SOURCE: PTI
The negotiations for procurement of 126 Rafale jets under the UPA government fell through as state-run Hindustan Aeronautics Limited (HAL) did not have the required capability to produce the jets in India in collaboration with French company Dassault Aviation, Defence Minister Nirmala Sitharaman said Thursday.
Sitharaman also said that an unprecedented intervention in 2013 by then Defence Minister A K Antony when the cost negotiation committee was giving final touches to the deal put the final nail in the coffin.
After rounds of negotiations with Hindustan Aeronautics Ltd (HAL), Dassault Aviation felt that the cost of the Rafale jets will escalate significantly if they were to be produced in India, she said during an interaction with PTI editors and reporters at the agency’s headquarters here.
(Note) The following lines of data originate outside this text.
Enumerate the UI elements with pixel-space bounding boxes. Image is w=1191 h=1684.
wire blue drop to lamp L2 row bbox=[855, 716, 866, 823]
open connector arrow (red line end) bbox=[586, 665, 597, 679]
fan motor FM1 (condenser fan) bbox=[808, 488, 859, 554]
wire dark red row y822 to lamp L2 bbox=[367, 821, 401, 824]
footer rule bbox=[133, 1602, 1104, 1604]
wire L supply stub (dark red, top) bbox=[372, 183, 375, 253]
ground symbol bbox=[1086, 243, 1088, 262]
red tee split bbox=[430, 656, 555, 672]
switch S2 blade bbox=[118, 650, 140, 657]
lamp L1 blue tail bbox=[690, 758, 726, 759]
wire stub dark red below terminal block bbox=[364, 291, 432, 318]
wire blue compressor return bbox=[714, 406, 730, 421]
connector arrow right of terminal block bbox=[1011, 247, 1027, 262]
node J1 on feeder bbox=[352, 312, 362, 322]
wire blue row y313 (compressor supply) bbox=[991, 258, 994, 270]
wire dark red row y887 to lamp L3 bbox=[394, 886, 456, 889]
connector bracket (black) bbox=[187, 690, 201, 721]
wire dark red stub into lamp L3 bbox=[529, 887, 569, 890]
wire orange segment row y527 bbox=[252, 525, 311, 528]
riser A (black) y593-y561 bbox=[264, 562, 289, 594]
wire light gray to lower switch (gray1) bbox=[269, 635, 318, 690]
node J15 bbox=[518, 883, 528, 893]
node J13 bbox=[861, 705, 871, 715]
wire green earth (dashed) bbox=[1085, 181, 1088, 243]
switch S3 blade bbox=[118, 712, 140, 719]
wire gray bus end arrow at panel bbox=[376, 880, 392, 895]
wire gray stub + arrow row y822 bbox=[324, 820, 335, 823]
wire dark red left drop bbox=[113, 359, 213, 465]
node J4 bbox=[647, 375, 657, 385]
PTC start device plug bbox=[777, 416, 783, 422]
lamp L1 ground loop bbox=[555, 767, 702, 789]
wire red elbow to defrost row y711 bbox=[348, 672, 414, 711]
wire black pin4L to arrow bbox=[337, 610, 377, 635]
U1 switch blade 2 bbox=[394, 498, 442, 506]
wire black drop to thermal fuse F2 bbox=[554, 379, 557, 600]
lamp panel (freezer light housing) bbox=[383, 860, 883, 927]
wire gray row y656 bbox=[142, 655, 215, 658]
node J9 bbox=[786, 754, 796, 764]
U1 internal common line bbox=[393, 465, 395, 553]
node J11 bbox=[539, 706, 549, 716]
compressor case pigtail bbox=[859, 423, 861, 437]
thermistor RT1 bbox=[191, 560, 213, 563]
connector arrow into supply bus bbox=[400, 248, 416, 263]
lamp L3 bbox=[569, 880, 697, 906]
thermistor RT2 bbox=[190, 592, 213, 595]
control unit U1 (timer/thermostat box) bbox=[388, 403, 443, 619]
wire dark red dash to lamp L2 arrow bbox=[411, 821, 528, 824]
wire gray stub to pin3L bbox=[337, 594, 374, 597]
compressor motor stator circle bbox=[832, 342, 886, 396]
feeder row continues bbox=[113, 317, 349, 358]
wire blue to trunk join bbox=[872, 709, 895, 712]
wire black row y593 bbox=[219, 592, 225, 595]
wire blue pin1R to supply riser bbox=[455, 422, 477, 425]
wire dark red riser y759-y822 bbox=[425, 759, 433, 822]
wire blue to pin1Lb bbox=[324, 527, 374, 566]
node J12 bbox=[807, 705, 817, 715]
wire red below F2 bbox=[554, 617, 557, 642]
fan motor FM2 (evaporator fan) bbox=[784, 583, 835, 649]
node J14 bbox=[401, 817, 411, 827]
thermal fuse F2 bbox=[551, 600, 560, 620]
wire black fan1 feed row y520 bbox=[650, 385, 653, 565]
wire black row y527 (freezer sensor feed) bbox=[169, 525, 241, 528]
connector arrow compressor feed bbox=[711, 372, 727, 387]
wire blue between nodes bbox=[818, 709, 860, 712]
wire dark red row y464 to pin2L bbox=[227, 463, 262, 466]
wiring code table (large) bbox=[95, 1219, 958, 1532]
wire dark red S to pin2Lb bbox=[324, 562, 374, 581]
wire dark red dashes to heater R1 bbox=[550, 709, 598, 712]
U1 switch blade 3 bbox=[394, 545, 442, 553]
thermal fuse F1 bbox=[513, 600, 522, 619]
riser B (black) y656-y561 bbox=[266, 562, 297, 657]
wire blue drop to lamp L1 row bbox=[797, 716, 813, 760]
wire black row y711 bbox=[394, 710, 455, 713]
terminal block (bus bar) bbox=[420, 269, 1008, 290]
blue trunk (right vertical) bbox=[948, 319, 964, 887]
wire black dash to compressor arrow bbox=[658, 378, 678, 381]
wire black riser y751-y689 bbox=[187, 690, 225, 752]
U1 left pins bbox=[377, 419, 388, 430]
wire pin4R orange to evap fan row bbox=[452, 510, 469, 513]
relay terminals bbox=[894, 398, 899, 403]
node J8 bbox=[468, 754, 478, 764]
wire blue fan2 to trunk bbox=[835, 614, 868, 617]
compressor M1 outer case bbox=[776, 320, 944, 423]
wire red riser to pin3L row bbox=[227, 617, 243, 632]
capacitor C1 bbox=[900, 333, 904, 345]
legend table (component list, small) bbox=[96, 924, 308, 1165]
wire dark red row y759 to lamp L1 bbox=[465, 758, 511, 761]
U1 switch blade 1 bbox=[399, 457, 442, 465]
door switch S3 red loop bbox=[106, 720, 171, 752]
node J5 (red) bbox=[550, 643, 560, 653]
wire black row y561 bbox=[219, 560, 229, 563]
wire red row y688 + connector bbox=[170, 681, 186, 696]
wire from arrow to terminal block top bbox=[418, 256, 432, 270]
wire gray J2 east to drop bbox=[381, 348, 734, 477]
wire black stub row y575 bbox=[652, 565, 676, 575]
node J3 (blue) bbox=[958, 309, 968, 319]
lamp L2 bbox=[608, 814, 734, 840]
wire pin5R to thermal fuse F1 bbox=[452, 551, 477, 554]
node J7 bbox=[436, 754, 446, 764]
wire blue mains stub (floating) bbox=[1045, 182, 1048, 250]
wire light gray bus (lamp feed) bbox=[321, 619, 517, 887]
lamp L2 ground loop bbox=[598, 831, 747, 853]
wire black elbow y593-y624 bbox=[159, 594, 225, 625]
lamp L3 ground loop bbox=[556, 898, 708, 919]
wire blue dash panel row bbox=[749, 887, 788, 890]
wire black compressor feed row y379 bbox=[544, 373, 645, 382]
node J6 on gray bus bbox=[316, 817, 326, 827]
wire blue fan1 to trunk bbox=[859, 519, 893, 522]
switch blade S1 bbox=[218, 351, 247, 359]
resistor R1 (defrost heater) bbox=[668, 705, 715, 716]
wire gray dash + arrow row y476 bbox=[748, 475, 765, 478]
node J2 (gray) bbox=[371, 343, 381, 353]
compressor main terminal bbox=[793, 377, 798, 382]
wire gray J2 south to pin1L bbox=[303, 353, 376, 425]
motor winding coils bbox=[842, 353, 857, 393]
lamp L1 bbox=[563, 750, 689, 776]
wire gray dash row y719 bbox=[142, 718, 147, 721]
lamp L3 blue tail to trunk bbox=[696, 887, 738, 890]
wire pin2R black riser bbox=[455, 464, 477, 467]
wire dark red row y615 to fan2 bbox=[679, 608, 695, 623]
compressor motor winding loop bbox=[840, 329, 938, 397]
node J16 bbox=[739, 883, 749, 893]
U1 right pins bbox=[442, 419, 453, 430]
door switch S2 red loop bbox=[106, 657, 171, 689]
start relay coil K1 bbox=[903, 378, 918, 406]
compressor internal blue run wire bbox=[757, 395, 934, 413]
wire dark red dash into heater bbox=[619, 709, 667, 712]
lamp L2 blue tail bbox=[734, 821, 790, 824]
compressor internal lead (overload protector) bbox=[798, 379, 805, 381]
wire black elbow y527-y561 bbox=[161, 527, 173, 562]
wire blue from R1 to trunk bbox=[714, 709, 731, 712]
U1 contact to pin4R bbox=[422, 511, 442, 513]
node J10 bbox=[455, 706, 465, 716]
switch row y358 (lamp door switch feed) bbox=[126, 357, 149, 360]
“Dassault could not progress in the negotiations with HAL because if the aircraft were to be produced in India, a guarantee for the product to be produced was to be given. It is a big ticket item and the IAF would want the guarantee for the jets. HAL was in no position to give the guarantee,” she said.
Sitharaman said the weapon systems, avionics and other key add-ons to the Rafale aircraft, expected to be delivered beginning September 2019, will be “much superior” than that negotiated by the UPA, and her government is getting the planes for 9 per cent cheaper than what was earlier agreed upon.
The previous UPA government started negotiating in 2012 with French Dassault Aviation to buy 126 Medium Multi-Role Combat Aircraft (MMRCA).
The plan was for Dassault Aviation to supply 18 Rafale jets in fly-away condition while 108 aircraft were to be manufactured in India by the company along with HAL.
However, the deal could not be sealed. The Congress has demanded answers from the government on why HAL was not involved in the new deal.
Sitharaman said the UPA deal collapsed as HAL did not have the capability to produce 108 aircraft in India.
“Even during negotiation with HAL, Dassault felt that the cost with which the HAL will produce will be far higher than the aircraft produced in France.
That was the reality,” she said.
The defence minister said the then government could have come forward and pumped in resources into HAL, but they did not.
She said she has no intention of undermining HAL, but “why could not the then defence minister say that we will pump in all the required resources into the HAL.
He could have done it.
That was not done,” Sitharaman said, adding that the current government was initiating steps to strengthen the state-run aerospace company.
In 2016, the Modi government signed a government-to-government deal with France for purchase of 36 Rafale jets at a cost of Rs 58,000 crore.
The Congress has been alleging irregularities in the deal.
Rebutting charges of corruption in the deal, the defence minister also asserted that people of the country have put a closure on the issue as they have trust in Prime Minister Narendra Modi.
“There is a trust in the prime minister. He is not going to be corrupt. So with all this, I think mentally, people of India have reached a closure on it, saying there is no corruption here,” she said.
Sitharaman ruled out calling the opposition parties for a meeting to allay their concerns over the Rafale deal, saying they are “throwing an allegation” without any basis as well as showing no concern for operational preparedness of the air force.
In a hard-hitting attack on Congress, she said the party was running short of issues and corruption was a plank on which it utterly failed.
“It is one of the cleanest governments India has ever seen. On corruption, the Congress is very frustrated. The party will have to learn from this government.
“I am saying this with a certain sense of confidence and not arrogance. The defence ministry is being run without any middleman and in a transparent way. We have proved that defence procurement can happen without middlemen,” she said.
On Antony’s intervention, she said he held back the file at a stage where he did not have any role to play.
However, she did not elaborate on reasons for Antony’s action.
The Congress has repeatedly criticised the deal for the 36 Rafale jets, alleging that the government was procuring each aircraft at a cost of over Rs 1,670 crore as against Rs 526 crore finalised by the UPA government.
Sitharaman said the Rs. 526 crore figure refers to the bare aircraft, capable of just flying and landing, and does not take into account the avionics, arsenal and other associated technologies that make it a complete fighting machine.